Sherlock in Retrospect: The Great Game
By David Selby.
“Sorry boys – I’m so changeable! It is a weakness with me. But to be fair to myself, it is my only weakness. You can’t be allowed to continue. You just can’t. I would try to convince you, but… everything I have to say has already crossed your mind.”
At its heart, The Great Game is a subtle reminder that the world is divided into two people – the (philosophical) literati and the ‘ordinary people’. Mark Gatiss explores both varieties in depth, showing both the good and the bad. Sherlock’s brainpower – hitherto a mere ‘facet’ of the character – is explored in further depth. He states that “ordinary people fill their heads with all kinds of rubbish”, implying that he sets himself above others – whilst his ignorance towards the Solar System is a crafty reference to A Study in Scarlet. In the Series Two finale, Moriarty also adopts the term ‘ordinary people’, suggesting another similarity between the two opposing characters.
Sherlock and Moriarty are shown as both contrasting and analogous personalities. Both are portrayed to be highly intellectual – and, often, stunningly arrogant. The narrative highlights the alternate uses of this intelligence – a prevailing desire to help and protect those who are ‘inferior’ (the protagonist) and a vindictive, twisted game-player who uses his mind to damage a society he feels disconnected to. Indeed, it could also be said that Sherlock himself is ‘detached’ from the world, but the character credits this as an advantage, asking if “caring about them [will] help save them”. Despite his spectacular arrogance, Sherlock places the interest of others at heart. Whilst he is frustrating, the viewer in many ways is able to feel sorry for the eponymous protagonist – he is attempting to what is best, yet is being pestered by people’s emotional expectations of him.
Sherlock’s wisdom is shown as the narrative progresses. He handles numerous cases, including a stolen painting, a Botox-murder and a Thames-side assassination. The overreaching arc, meanwhile, portrays the individual cases as stages to a ‘game’, accompanied by harrowing scenes of innocent people being used as an ‘interface’ between the two masterminds (representing how the intellectuals ‘use’ ordinary people to carry out their work). As tensions rise in the game, the real-life situations get more severe. When Moriarty uses a blind woman to communicate with Sherlock, he apologises stating that “this one’s a bit defective”. Moriarty’s murder of the old woman, coupled by his unconcealed indifference towards her life and her tangible fear, makes for the darkest moment in the entire series.
The episode’s dénouement arguably makes it a masterpiece. Moriarty continually pesters Sherlock about a train-line suicide, which turns out to in fact be a murder, completely unrelated to Moriarty’s initial suspicious. When Moriarty initially uses John as a ‘puppet’, there is a moment where both Sherlock and the viewer begin to wonder if Sherlock has been manipulated by his own best friend.

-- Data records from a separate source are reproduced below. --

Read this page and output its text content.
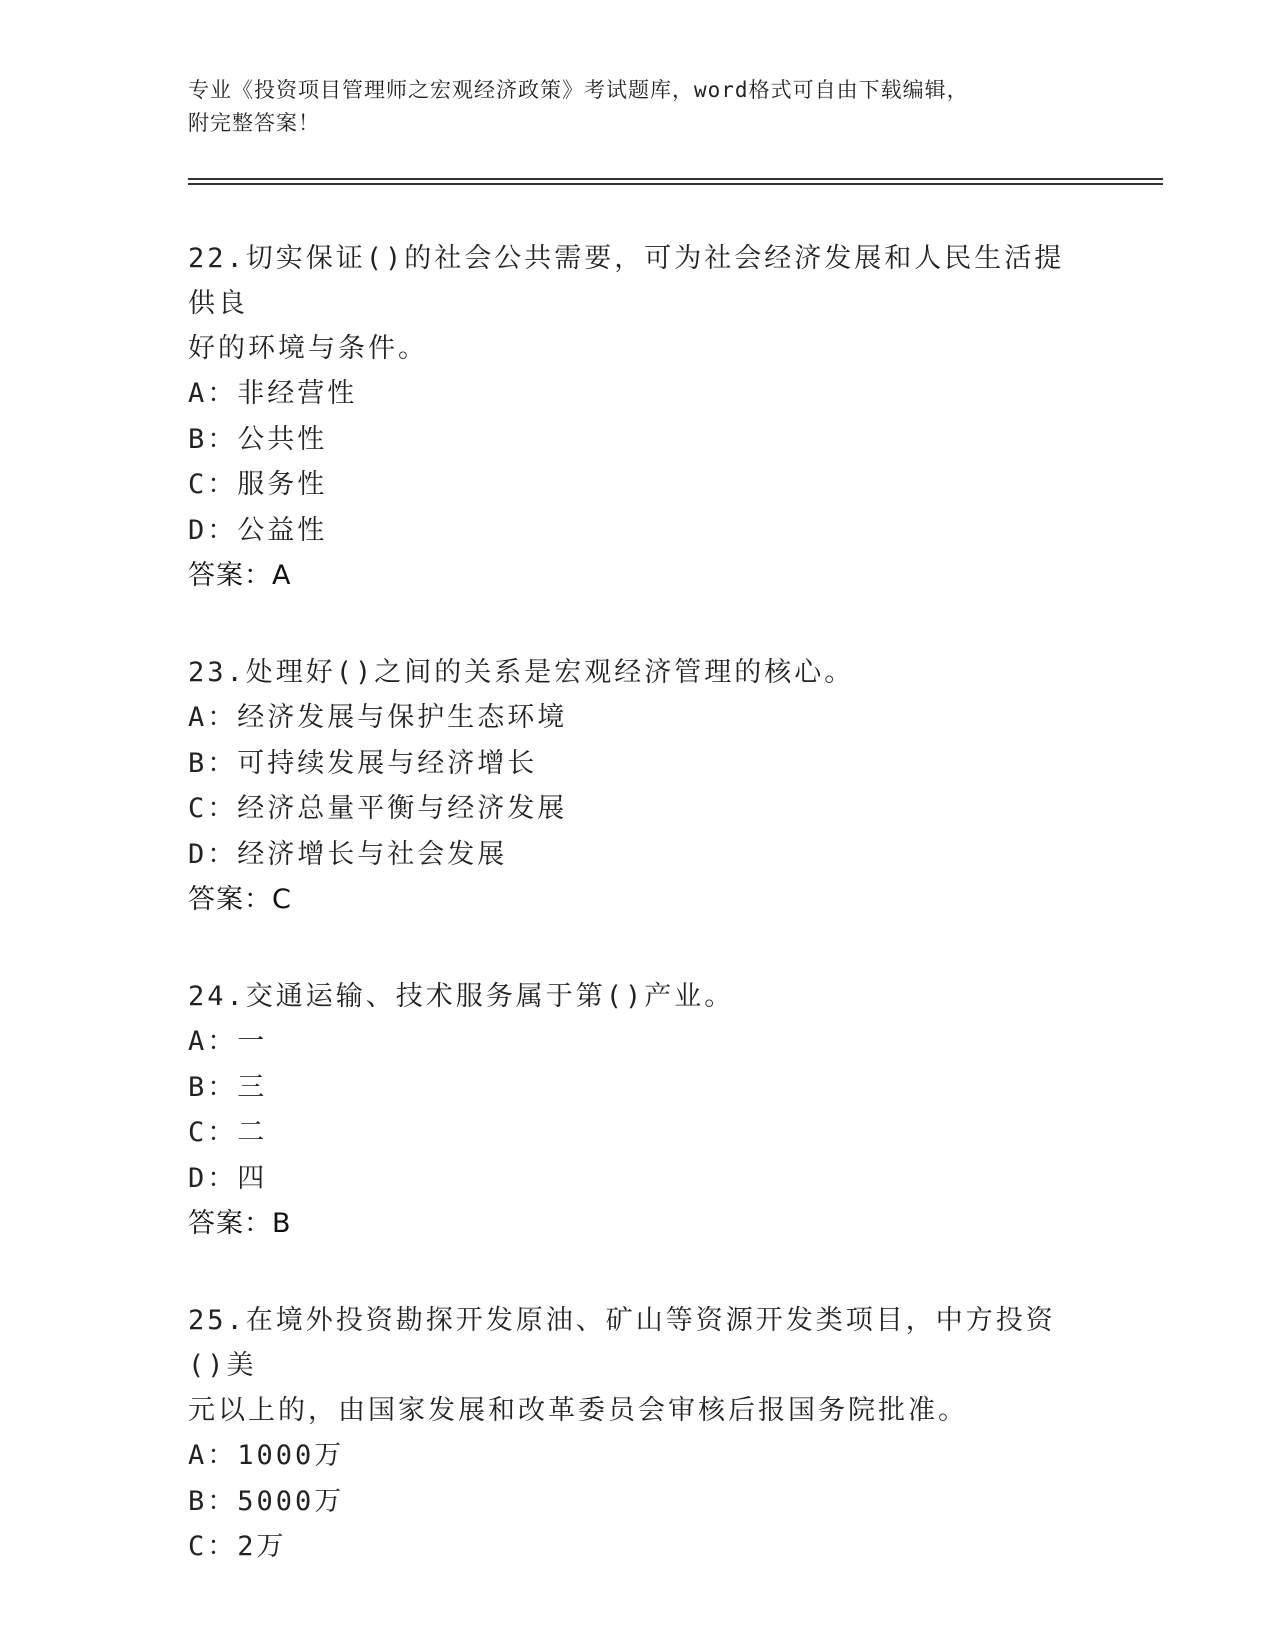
专业《投资项目管理师之宏观经济政策》考试题库，word格式可自由下载编辑，
附完整答案！
22.切实保证()的社会公共需要，可为社会经济发展和人民生活提供良
好的环境与条件。
A：非经营性
B：公共性
C：服务性
D：公益性
答案：A
23.处理好()之间的关系是宏观经济管理的核心。
A：经济发展与保护生态环境
B：可持续发展与经济增长
C：经济总量平衡与经济发展
D：经济增长与社会发展
答案：C
24.交通运输、技术服务属于第()产业。
A：一
B：三
C：二
D：四
答案：B
25.在境外投资勘探开发原油、矿山等资源开发类项目，中方投资()美
元以上的，由国家发展和改革委员会审核后报国务院批准。
A：1000万
B：5000万
C：2万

Andrew Scott gives an impressive and utterly unique performance as the criminal mastermind; one so divergent from Conan Doyle’s classic that it begins to build the series’ own identity up. I was also thrilled to see one of my favourite lines from the series of books (“I would try to convince you, but everything I have to say has already crossed your mind”/”I’m sure my answer has crossed yours”) used in a way I’d never expected. Gatiss doesn’t neglect the source of his material, but at the same time, he helps to build a series which, by the end, stands truly alone.